I’m running telegraf on a raspberry pi to send metrics to an InfluxDb database. I’ve got it running as a service and it’s works fine, except after a reboot. The service is enabled in systemctl and it tries to start on boot up but fails every time. It starts up and works properly when I do it manually running “sudo systemctl start telegraf”
I’m guessing there is some obvious step I missed settings this up but I haven’t been able to figure out what it is.
pi@raspberrypi:~ $ systemctl status telegraf
● telegraf.service - The plugin-driven server agent for reporting metrics into InfluxDB
Loaded: loaded (/lib/systemd/system/telegraf.service; enabled; vendor preset: enabled)
Active: failed (Result: exit-code) since Sun 2022-04-24 16:52:30 EDT; 4h 16min ago
Docs: GitHub - influxdata/telegraf: The plugin-driven server agent for collecting & reporting metrics.
Process: 606 ExecStart=/usr/bin/telegraf -config http://**********:8086/api/v2/telegrafs/092490deb132a000 (code=exited, status=1/FAILURE)
Main PID: 606 (code=exited, status=1/FAILURE)
CPU: 263ms
Apr 24 16:52:30 raspberrypi systemd[1]: telegraf.service: Scheduled restart job, restart counter is at 5.
Apr 24 16:52:30 raspberrypi systemd[1]: Stopped The plugin-driven server agent for reporting metrics into InfluxDB.
Apr 24 16:52:30 raspberrypi systemd[1]: telegraf.service: Start request repeated too quickly.
Apr 24 16:52:30 raspberrypi systemd[1]: telegraf.service: Failed with result ‘exit-code’.
Apr 24 16:52:30 raspberrypi systemd[1]: Failed to start The plugin-driven server agent for reporting metrics into InfluxDB.
telegraf.service
[Unit]
Description=The plugin-driven server agent for reporting metrics into InfluxDB
Documentation=https://github.com/influxdata/telegraf
After=network.target
[Service]
Type=notify
EnvironmentFile=-/etc/default/telegraf
PassEnvironment=INFLUX_TOKEN
User=telegraf
ExecStart=/usr/bin/telegraf -config http://********:8086/api/v2/telegrafs/092490deb132a000
ExecReload=/bin/kill -HUP $MAINPID
Restart=on-failure
RestartForceExitStatus=SIGPIPE
KillMode=control-group
[Install]
WantedBy=multi-user.target
This means your network is not yet up. The systemd service retries a number of times and gives up. When you restart the service it is after the network is up and then things start to work.
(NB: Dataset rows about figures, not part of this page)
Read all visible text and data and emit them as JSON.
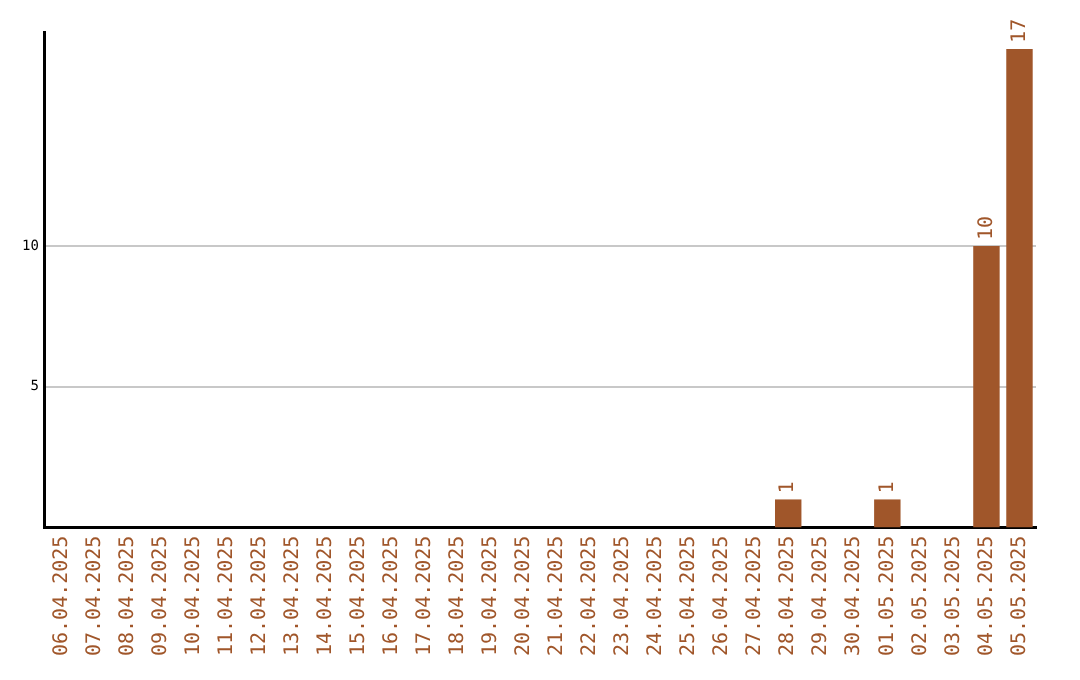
{
  "chart_data": {
    "type": "bar",
    "categories": [
      "06.04.2025",
      "07.04.2025",
      "08.04.2025",
      "09.04.2025",
      "10.04.2025",
      "11.04.2025",
      "12.04.2025",
      "13.04.2025",
      "14.04.2025",
      "15.04.2025",
      "16.04.2025",
      "17.04.2025",
      "18.04.2025",
      "19.04.2025",
      "20.04.2025",
      "21.04.2025",
      "22.04.2025",
      "23.04.2025",
      "24.04.2025",
      "25.04.2025",
      "26.04.2025",
      "27.04.2025",
      "28.04.2025",
      "29.04.2025",
      "30.04.2025",
      "01.05.2025",
      "02.05.2025",
      "03.05.2025",
      "04.05.2025",
      "05.05.2025"
    ],
    "values": [
      0,
      0,
      0,
      0,
      0,
      0,
      0,
      0,
      0,
      0,
      0,
      0,
      0,
      0,
      0,
      0,
      0,
      0,
      0,
      0,
      0,
      0,
      1,
      0,
      0,
      1,
      0,
      0,
      10,
      17
    ],
    "value_labels": [
      null,
      null,
      null,
      null,
      null,
      null,
      null,
      null,
      null,
      null,
      null,
      null,
      null,
      null,
      null,
      null,
      null,
      null,
      null,
      null,
      null,
      null,
      "1",
      null,
      null,
      "1",
      null,
      null,
      "10",
      "17"
    ],
    "color": "#a0562a",
    "ylim": [
      0,
      17.6
    ],
    "yticks": [
      5,
      10
    ],
    "grid": "y",
    "legend": false
  }
}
Does your network come up automatically? Does it take longer than normal? Based on the hostname, this is a raspberry pi, but I would still expect it to come up fairly quickly.
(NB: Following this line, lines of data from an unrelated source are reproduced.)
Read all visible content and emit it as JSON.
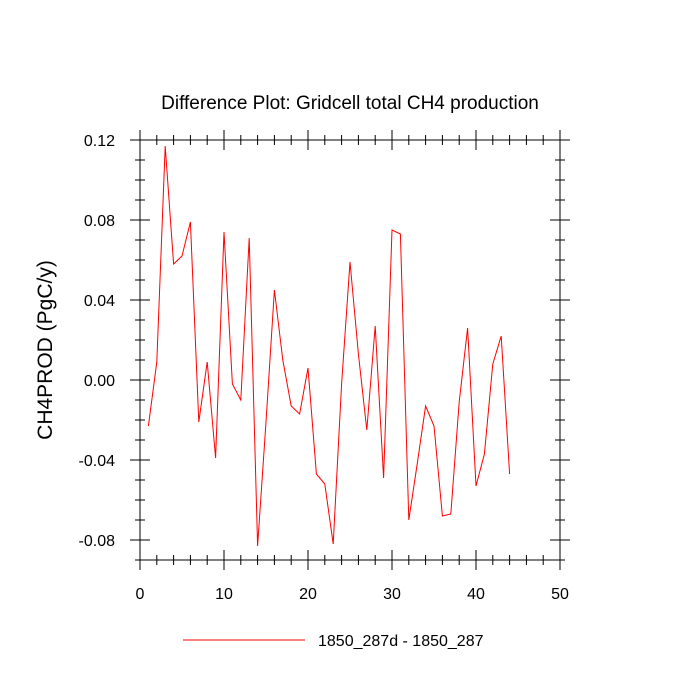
{
  "chart_data": {
    "type": "line",
    "title": "Difference Plot: Gridcell total CH4 production",
    "xlabel": "",
    "ylabel": "CH4PROD  (PgC/y)",
    "xlim": [
      0,
      50
    ],
    "ylim": [
      -0.09,
      0.12
    ],
    "xticks": [
      0,
      10,
      20,
      30,
      40,
      50
    ],
    "xtick_labels": [
      "0",
      "10",
      "20",
      "30",
      "40",
      "50"
    ],
    "yticks": [
      -0.08,
      -0.04,
      0.0,
      0.04,
      0.08,
      0.12
    ],
    "ytick_labels": [
      "-0.08",
      "-0.04",
      "0.00",
      "0.04",
      "0.08",
      "0.12"
    ],
    "grid": false,
    "legend_position": "bottom",
    "series": [
      {
        "name": "1850_287d - 1850_287",
        "color": "#ff0000",
        "x": [
          1,
          2,
          3,
          4,
          5,
          6,
          7,
          8,
          9,
          10,
          11,
          12,
          13,
          14,
          15,
          16,
          17,
          18,
          19,
          20,
          21,
          22,
          23,
          24,
          25,
          26,
          27,
          28,
          29,
          30,
          31,
          32,
          33,
          34,
          35,
          36,
          37,
          38,
          39,
          40,
          41,
          42,
          43,
          44
        ],
        "values": [
          -0.023,
          0.009,
          0.117,
          0.058,
          0.062,
          0.079,
          -0.021,
          0.009,
          -0.039,
          0.074,
          -0.002,
          -0.01,
          0.071,
          -0.083,
          -0.021,
          0.045,
          0.01,
          -0.013,
          -0.017,
          0.006,
          -0.047,
          -0.052,
          -0.082,
          -0.002,
          0.059,
          0.013,
          -0.025,
          0.027,
          -0.049,
          0.075,
          0.073,
          -0.07,
          -0.042,
          -0.013,
          -0.023,
          -0.068,
          -0.067,
          -0.011,
          0.026,
          -0.053,
          -0.037,
          0.008,
          0.022,
          -0.047
        ]
      }
    ]
  }
}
The network is certainly up when I start it manually since I’m doing it via ssh.
It is a raspberry pi. It’s using wifi with a weak signal, I’m assuming that is causing the delay?
Does the “After=network.target” in the service file not take care of that?
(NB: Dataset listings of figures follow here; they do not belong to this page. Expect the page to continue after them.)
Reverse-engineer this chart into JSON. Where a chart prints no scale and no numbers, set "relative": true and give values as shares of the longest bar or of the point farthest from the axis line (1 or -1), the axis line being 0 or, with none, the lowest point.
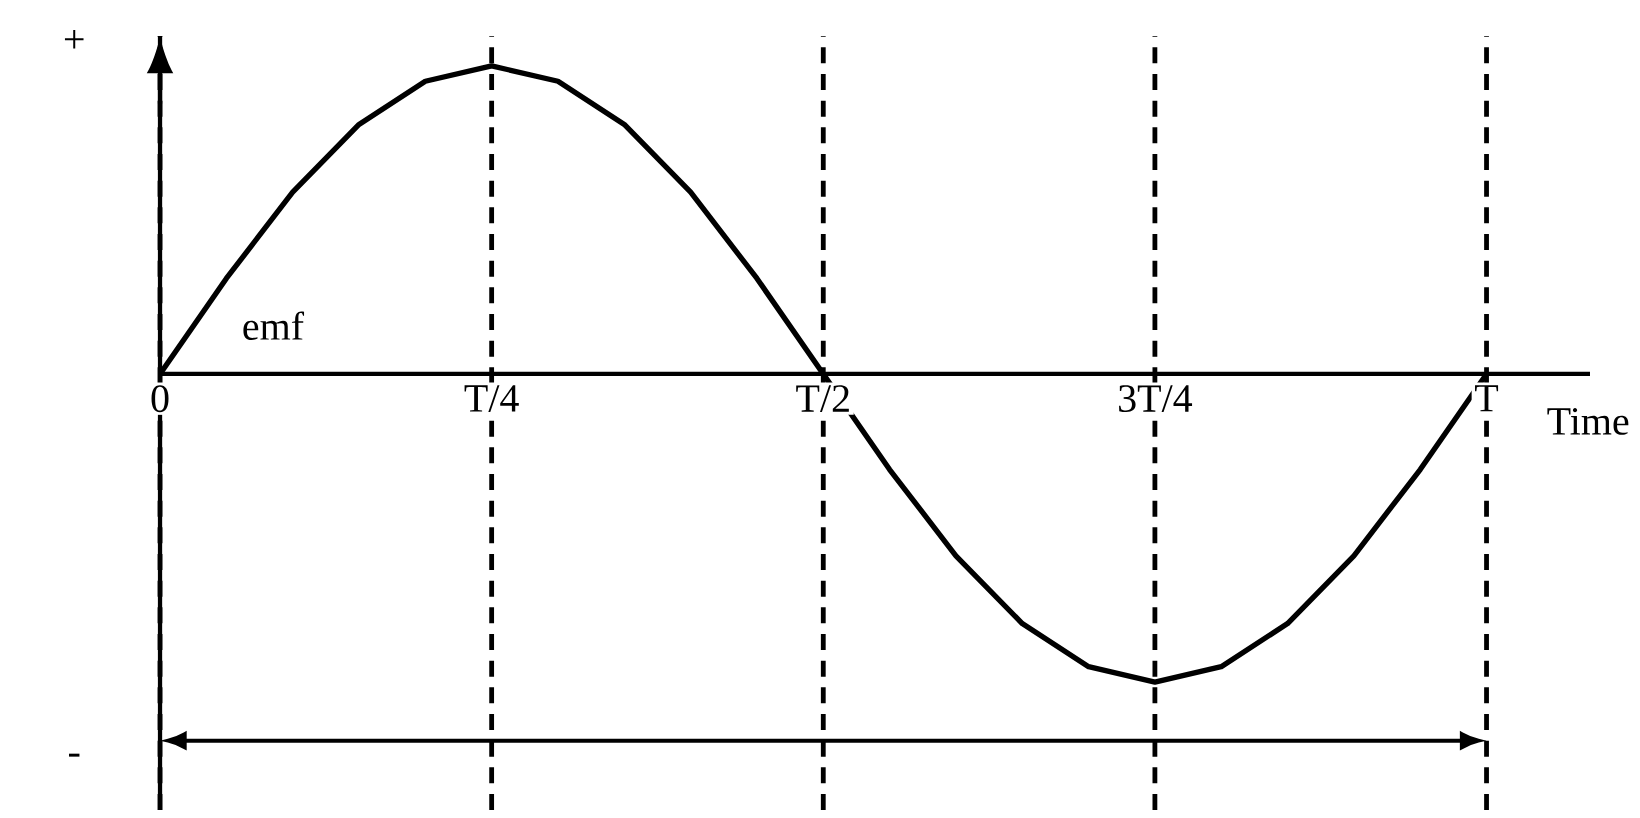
{
  "chart_data": {
    "type": "line",
    "relative": true,
    "xlabel": "Time",
    "ylabel": "emf",
    "categories": [
      "0",
      null,
      null,
      null,
      null,
      "T/4",
      null,
      null,
      null,
      null,
      "T/2",
      null,
      null,
      null,
      null,
      "3T/4",
      null,
      null,
      null,
      null,
      "T"
    ],
    "series": [
      {
        "color": "#000000",
        "values": [
          0,
          0.31,
          0.59,
          0.81,
          0.95,
          1,
          0.95,
          0.81,
          0.59,
          0.31,
          0,
          -0.31,
          -0.59,
          -0.81,
          -0.95,
          -1,
          -0.95,
          -0.81,
          -0.59,
          -0.31,
          0
        ]
      }
    ],
    "grid": "x",
    "annotations": [
      "+",
      "-"
    ],
    "line_style": "solid"
  }
}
Is there a way to have systemd wait to start telegraf until the network is up or to have it just try more times?
I’m still very much a novice when it comes to linux.
Hmm I think we should be using network-online.target instead. network.target does not mean that IP level configuration has occurred, while network-online.target will. I think the NetworkTarget docs say something similar.
Can you file a bug on the Telegraf GitHub project?
I wonder if network-online.target is only needed if specifying a remote config. I’d image the network not being up yet is a bigger deal if telegraf needs the network to retrieve its config.
Thanks for giving it a shot and confirming the fix with the extra line!
I wonder if network-online.target is only needed if specifying a remote config. I’d image the network not being up yet is a bigger deal if telegraf needs the network to retrieve its config.
I was surprised we have not heard reports about this before. You are right that if you are not getting something from the network right when Telegraf starts the odds of hitting this are diminished. I do think the right thing would be to still change this setting for a better experience in the future.